1. Der Fachsenat des Oberverwaltungsgerichts hat auf den - nach ordnungsgemäßer Verlautbarung der Entscheidungserheblichkeit der angeforderten Unterlagen durch das Verwaltungsgericht - zulässigen Antrag der Klägerin das Vorliegen der mit der Sperrerklärung vom 3. Dezember 2019 differenzierend auf die einzelnen Aktenbestandteile geltend gemachten Weigerungsgründe nach § 99 Abs. 1 Satz 2 Alt. 1 und 3 VwGO unter Anlegung der zutreffenden rechtlichen Maßstäbe geprüft.

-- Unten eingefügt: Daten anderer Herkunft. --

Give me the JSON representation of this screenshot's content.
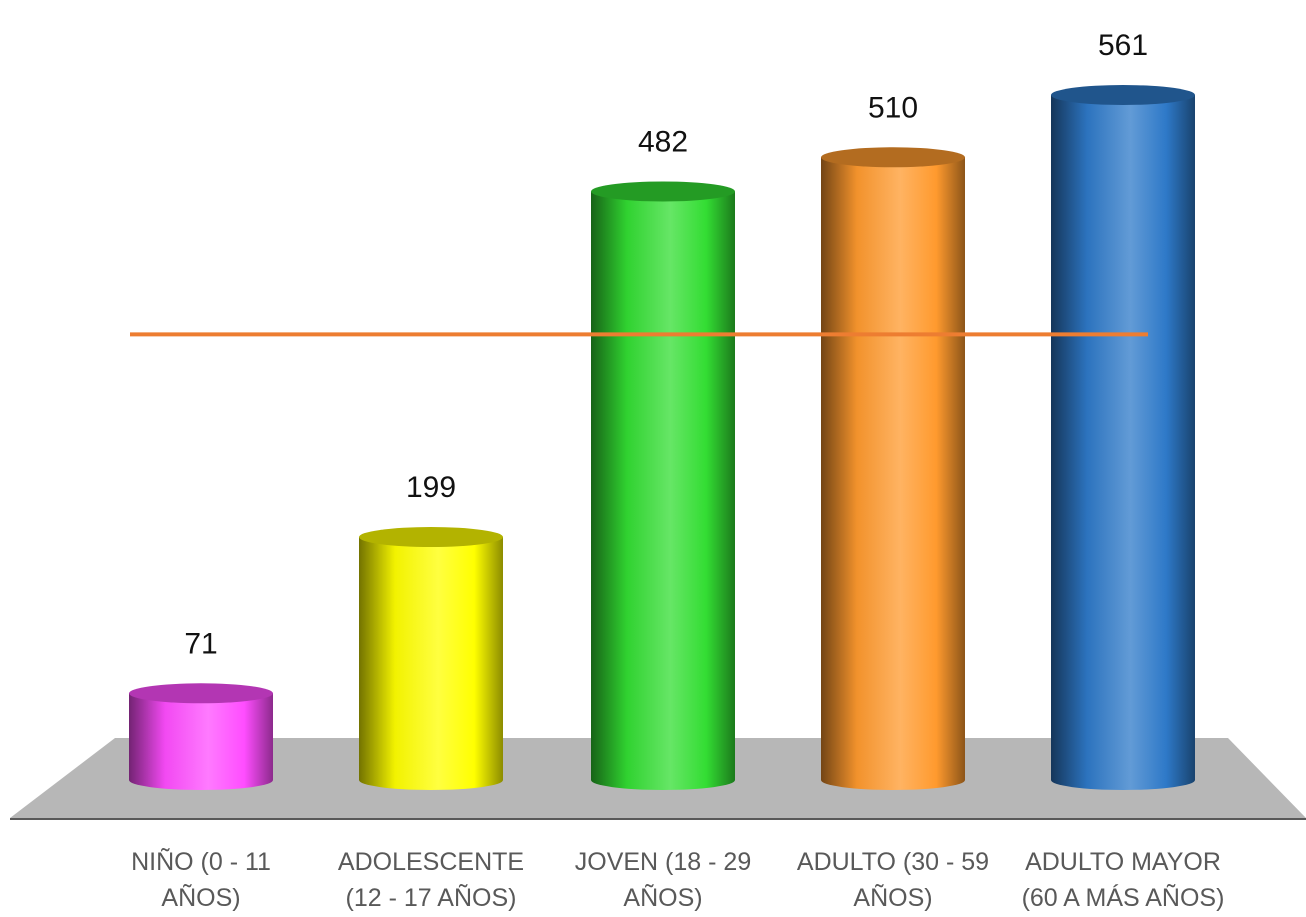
{
  "chart_data": {
    "type": "bar",
    "style": "3d-cylinder",
    "categories": [
      [
        "NIÑO (0 - 11",
        "AÑOS)"
      ],
      [
        "ADOLESCENTE",
        "(12 - 17 AÑOS)"
      ],
      [
        "JOVEN (18 - 29",
        "AÑOS)"
      ],
      [
        "ADULTO (30 - 59",
        "AÑOS)"
      ],
      [
        "ADULTO MAYOR",
        "(60 A MÁS AÑOS)"
      ]
    ],
    "values": [
      71,
      199,
      482,
      510,
      561
    ],
    "colors": [
      "#ff4dff",
      "#ffff00",
      "#33dd33",
      "#ff9a2e",
      "#2e79c8"
    ],
    "reference_line": {
      "value": 365,
      "color": "#ed7d31"
    },
    "ylim": [
      0,
      600
    ],
    "grid": false,
    "legend": "none",
    "title": "",
    "xlabel": "",
    "ylabel": ""
  }
}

a) Danach ist ein Nachteil für das Wohl des Landes im Sinne von § 99 Abs. 1 Satz 2 Alt. 1 VwGO unter anderem dann gegeben, wenn und soweit die Bekanntgabe des Akteninhalts die zukünftige Erfüllung der Aufgaben der Sicherheitsbehörden einschließlich deren Zusammenarbeit mit anderen Behörden erschweren oder Leben, Gesundheit und Freiheit von Personen gefährden würde (BVerwG, Beschlüsse vom 21. August 2012 - 20 F 5.12 - juris Rn. 4, vom 21. Januar 2014 - 20 F 1.13 - juris Rn. 18 f. und vom 12. September 2017 - 20 F 4.16 - juris Rn. 7). Die künftige Erfüllung der Aufgaben der Sicherheitsbehörden kann erschwert und damit dem Wohl eines Landes ein Nachteil bereitet werden, wenn sich aus einer vollständigen Offenlegung von Unterlagen vor allem im Rahmen einer umfangreichen Zusammenschau Rückschlüsse auf die gegenwärtige Organisation der Sicherheitsbehörden, die Art und Weise ihrer Informationsbeschaffung, aktuelle Ermittlungsmethoden oder die praktizierten Methoden ihrer Zusammenarbeit mit anderen Stellen ableiten lassen (BVerwG, Beschlüsse vom 4. März 2010 - 20 F 3.09 - juris Rn. 6 und vom 21. Januar 2014 - 20 F 1.13 - juris Rn. 19). Zu solchen Rückschlüssen grundsätzlich geeignet sind beispielsweise Vorgangsvorblätter, Aktenzeichen, Organisationskennzeichen und Arbeitstitel, Verfügungen und namentliche Hinweise auf Bearbeiter, Aktenvermerke, Arbeitshinweise, Randbemerkungen und Querverweise sowie Hervorhebungen und Unterstreichungen (BVerwG, Beschlüsse vom 23. März 2009 - 20 F 11.08 - juris Rn. 9 und vom 21. Januar 2014 - 20 F 1.13 - juris Rn. 19). Nachrichtendienstliche Belange in diesem Sinne können zum Schutz der nachrichtendienstlichen Arbeitsweise und Aufklärungsarbeit der Verfassungsschutzbehörde die Weigerung rechtfertigen, Akten vollständig, insbesondere ungeschwärzt vorzulegen.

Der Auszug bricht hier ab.